Schon seit vielen Jahren steht das Thema Mehrgenerationenwohnen in Lahr im Raum. "Mit einem Fachtag ,Wohnen für alle Generationen' haben wir das Thema 2015 wieder aufgegriffen und verschiedene Modelle vorgestellt", berichtet Edwin Fischer, Leiter des Bürgerzentrums Treffpunkt Stadtmühle. "Damals blieb es aber leider bei der Hoffnung, dass sich aus diesem Fachtag eine Initiativgruppe gründet", so Fischer, der Anfang 2017 erneut einen Versuch startete. Auf Anregung aus Offenburg, wo bereits das zweite Mehrgenerationenwohnen entsteht, holte sich Fischer mit Jürgen Feldmaier aus Freiburg professionelle Hilfe mit ins Boot. Mit seiner Agentur für Wohngruppen hat Feldmaier beispielsweise auch das Projekt in Offenburg begleitet. Nach einer Infoveranstaltung im Mai und einer Exkursion nach Freiburg im September, stand am Montag nun die Gründung einer Projektgruppe auf der Agenda. "Dieses Mal hat es geklappt", freut sich Edwin Fischer.

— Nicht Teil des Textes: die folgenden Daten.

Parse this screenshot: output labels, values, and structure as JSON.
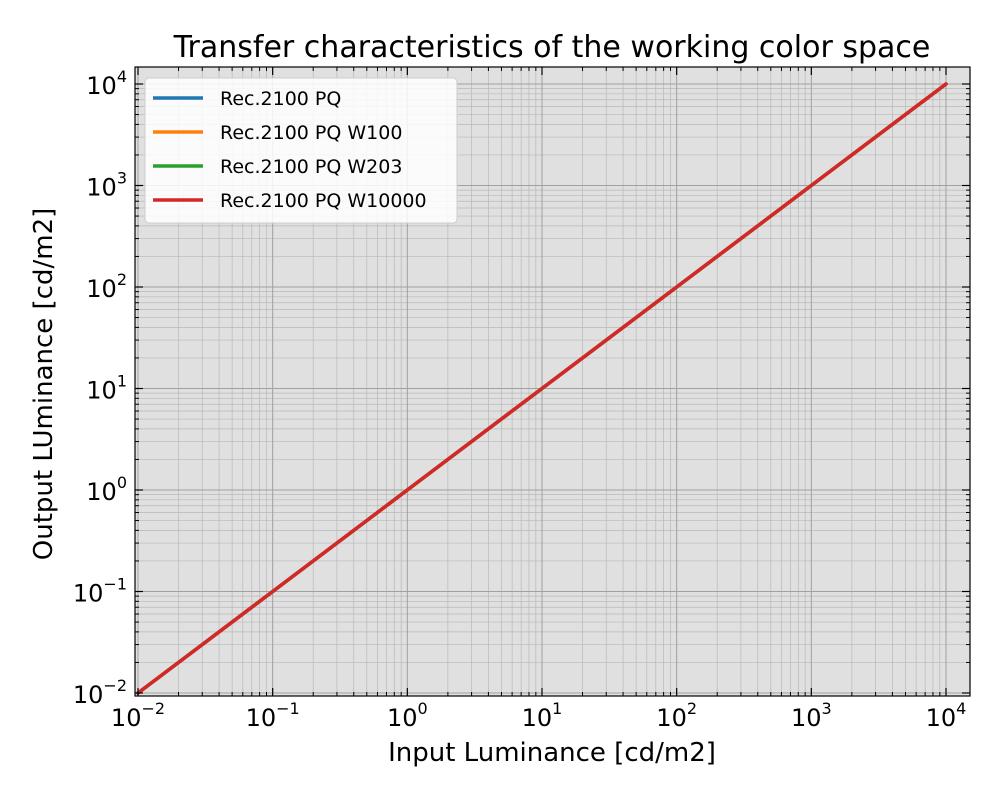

Drei Sitzungen für die Projektgruppe sind bis Ende Februar bereits geplant, die erste findet am 18. Dezember statt. Begleitet wird der Prozess von Jürgen Feldmaier. "Hierbei geht es darum, Ziele zu formulieren", so Fischer. Aufgabe der Projektgruppe wird es etwa sein, sich auf eine ideelle Grundlage zu einigen: Ob man ein Mehrgenerationenwohnen anstrebt, altersmäßig unter sich bleiben will oder einen sozialen Baustein berücksichtigen will. Geklärt werden muss außerdem das Trägerschaftsmodell, die mögliche Finanzierung oder ob es sich um eine reines Miet- oder eine Mischform von Kauf- und Mietobjekt handeln soll. Wer die Gruppe künftig nach außen vertritt, soll ebenso festgelegt werden wie der Name. "Die Ergebnisse sollen in ein Statut münden", erklärt Edwin Fischer, der von Seiten der Stadt das Projekt begleitet. Wichtig ist ihm zu betonen, dass es sich hierbei nicht um ein fertiges Projekt handelt, sondern um ein gemeinschaftliches mit hohem Grad an Selbstbestimmung.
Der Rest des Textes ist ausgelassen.